Even so, the waltzer will reply, is not the comparison still, in spite of your sophistries, absurd? Does the walker with all his rhythmic variety achieve any real sympathy with music comparable to the rapture of waltzing? Does not the very concentration of dancing on this form mean that it is the one artistic motion, the one bodily movement which can really express music? The walker may be able to fit music to his steps, but it is a mere extrinsic connection; the waltzer moves in music, and his soul is one with that of the waltz composer.

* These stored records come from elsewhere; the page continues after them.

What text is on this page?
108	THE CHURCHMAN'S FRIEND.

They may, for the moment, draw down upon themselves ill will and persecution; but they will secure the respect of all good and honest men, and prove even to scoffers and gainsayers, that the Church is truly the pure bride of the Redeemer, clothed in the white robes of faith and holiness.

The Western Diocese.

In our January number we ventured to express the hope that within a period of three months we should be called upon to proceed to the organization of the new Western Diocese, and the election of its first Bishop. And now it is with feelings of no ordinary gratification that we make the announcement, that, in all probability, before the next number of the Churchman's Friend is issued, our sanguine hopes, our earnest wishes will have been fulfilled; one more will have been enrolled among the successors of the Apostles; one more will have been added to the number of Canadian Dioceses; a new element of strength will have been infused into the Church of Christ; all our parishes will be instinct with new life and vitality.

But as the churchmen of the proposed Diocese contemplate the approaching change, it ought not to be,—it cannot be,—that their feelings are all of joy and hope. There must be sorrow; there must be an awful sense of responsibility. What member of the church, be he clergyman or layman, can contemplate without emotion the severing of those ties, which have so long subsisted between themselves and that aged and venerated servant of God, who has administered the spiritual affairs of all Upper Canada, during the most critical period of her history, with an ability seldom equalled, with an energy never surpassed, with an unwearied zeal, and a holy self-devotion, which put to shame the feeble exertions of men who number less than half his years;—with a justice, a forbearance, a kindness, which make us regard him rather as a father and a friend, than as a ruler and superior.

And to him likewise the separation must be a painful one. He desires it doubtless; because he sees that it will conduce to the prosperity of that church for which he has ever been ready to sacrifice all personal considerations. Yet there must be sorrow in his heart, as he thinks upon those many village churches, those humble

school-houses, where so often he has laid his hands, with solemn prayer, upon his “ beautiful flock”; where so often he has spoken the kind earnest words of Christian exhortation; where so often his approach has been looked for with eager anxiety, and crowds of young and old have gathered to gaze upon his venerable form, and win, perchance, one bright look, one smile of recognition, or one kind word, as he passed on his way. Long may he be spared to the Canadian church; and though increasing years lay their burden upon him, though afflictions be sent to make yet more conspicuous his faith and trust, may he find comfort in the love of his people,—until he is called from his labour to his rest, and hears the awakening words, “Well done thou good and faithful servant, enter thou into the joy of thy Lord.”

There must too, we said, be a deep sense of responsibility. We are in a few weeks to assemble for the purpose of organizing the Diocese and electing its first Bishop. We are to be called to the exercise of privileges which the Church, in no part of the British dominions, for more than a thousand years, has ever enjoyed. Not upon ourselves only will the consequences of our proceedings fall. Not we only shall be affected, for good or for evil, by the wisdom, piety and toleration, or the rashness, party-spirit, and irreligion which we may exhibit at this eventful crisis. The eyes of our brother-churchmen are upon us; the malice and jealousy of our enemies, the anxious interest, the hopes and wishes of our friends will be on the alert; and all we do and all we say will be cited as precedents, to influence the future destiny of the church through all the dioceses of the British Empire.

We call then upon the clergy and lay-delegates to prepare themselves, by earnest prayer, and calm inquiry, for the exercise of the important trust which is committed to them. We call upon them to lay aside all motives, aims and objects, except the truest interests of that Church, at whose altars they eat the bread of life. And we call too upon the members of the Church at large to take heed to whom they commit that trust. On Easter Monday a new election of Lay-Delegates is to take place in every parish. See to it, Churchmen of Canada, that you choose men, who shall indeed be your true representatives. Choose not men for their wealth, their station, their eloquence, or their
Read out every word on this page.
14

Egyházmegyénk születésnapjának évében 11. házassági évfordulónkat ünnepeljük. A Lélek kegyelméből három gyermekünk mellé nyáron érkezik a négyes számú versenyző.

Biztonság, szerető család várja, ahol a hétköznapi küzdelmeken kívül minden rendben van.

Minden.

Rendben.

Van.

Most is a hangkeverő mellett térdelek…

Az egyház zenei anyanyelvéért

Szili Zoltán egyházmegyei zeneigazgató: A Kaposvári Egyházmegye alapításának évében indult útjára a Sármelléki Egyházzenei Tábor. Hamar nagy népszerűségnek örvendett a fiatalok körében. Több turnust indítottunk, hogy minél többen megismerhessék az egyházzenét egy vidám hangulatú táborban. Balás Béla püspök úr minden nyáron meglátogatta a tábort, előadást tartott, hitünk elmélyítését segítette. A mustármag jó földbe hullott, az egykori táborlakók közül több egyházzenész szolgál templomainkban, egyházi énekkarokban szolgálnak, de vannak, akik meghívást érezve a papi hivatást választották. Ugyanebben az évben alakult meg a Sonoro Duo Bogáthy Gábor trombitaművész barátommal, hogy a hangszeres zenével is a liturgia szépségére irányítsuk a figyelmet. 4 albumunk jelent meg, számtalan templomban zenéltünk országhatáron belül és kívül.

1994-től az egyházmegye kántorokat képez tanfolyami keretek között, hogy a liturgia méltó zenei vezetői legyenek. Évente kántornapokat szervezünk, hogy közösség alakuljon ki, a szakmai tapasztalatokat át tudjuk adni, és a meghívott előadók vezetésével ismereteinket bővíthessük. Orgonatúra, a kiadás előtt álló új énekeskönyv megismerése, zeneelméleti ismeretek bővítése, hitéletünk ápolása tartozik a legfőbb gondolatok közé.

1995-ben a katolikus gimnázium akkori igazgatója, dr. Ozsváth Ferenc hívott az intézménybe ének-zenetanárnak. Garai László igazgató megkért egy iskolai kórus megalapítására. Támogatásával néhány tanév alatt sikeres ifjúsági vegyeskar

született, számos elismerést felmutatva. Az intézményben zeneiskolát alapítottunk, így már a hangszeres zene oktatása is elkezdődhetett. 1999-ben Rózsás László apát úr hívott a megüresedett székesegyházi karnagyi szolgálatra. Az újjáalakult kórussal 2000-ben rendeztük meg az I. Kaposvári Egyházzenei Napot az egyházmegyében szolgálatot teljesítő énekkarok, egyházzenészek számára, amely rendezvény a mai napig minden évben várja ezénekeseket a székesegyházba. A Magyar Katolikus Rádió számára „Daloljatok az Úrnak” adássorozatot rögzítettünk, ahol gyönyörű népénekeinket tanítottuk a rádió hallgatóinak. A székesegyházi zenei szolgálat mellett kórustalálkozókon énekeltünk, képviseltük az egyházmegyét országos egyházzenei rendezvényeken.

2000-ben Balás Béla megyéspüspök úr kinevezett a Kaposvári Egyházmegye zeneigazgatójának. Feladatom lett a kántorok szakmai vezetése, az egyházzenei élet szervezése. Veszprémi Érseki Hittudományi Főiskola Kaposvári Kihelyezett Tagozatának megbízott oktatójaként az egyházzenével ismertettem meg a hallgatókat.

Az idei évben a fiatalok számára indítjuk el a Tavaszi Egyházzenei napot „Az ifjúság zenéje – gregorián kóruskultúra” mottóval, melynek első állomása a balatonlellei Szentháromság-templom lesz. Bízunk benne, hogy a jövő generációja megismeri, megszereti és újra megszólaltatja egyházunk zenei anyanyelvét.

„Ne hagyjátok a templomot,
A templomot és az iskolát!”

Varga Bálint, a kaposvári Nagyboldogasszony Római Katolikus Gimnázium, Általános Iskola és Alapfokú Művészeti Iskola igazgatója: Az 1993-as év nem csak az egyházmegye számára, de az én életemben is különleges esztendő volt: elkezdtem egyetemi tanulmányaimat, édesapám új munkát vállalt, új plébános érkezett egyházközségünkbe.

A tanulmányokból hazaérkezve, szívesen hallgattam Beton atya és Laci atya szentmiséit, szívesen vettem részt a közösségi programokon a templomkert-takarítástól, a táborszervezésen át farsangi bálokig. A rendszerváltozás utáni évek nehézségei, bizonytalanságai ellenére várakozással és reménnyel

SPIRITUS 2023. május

The waltzer has hit the real point. It is of little use to argue in the abstract about the merits of this or that rhythm; we must take rhythm and music together as a whole if we are to form any judgment about them; waltzing ultimately stands or falls by the character of the music it has inspired. What, then, of waltz music considered as a whole? We can at once concede this to the waltzer, that his music is something quite distinct and apart from the rest of music, unique both in rhythm and melody. The rhythm must, for practical reasons, be absolutely uniform—three notes to the bar, sixty odd bars to the minute, a strong accent on the first note of each bar marked either in the melody or the accompaniment, dotted notes being a rare luxury and syncopations and cross-accents even rarer. The character of the music is hard to describe in words, but in practice unmistakable: it is smooth and melodious, appealing strongly and at once to the senses, stimulating or intensifying rather than dilating the imagination; it is built generally on phrases of equal length, which should, if possible, imply or repeat each other so that they can carry the dancer along and ‘run in the head’ (like water), even when he is distracted by the heat, the unwonted exercise, and his partner’s conversation. In short, a waltz is ‘catchy’: and to anybody who has ever heard one, further description is superfluous.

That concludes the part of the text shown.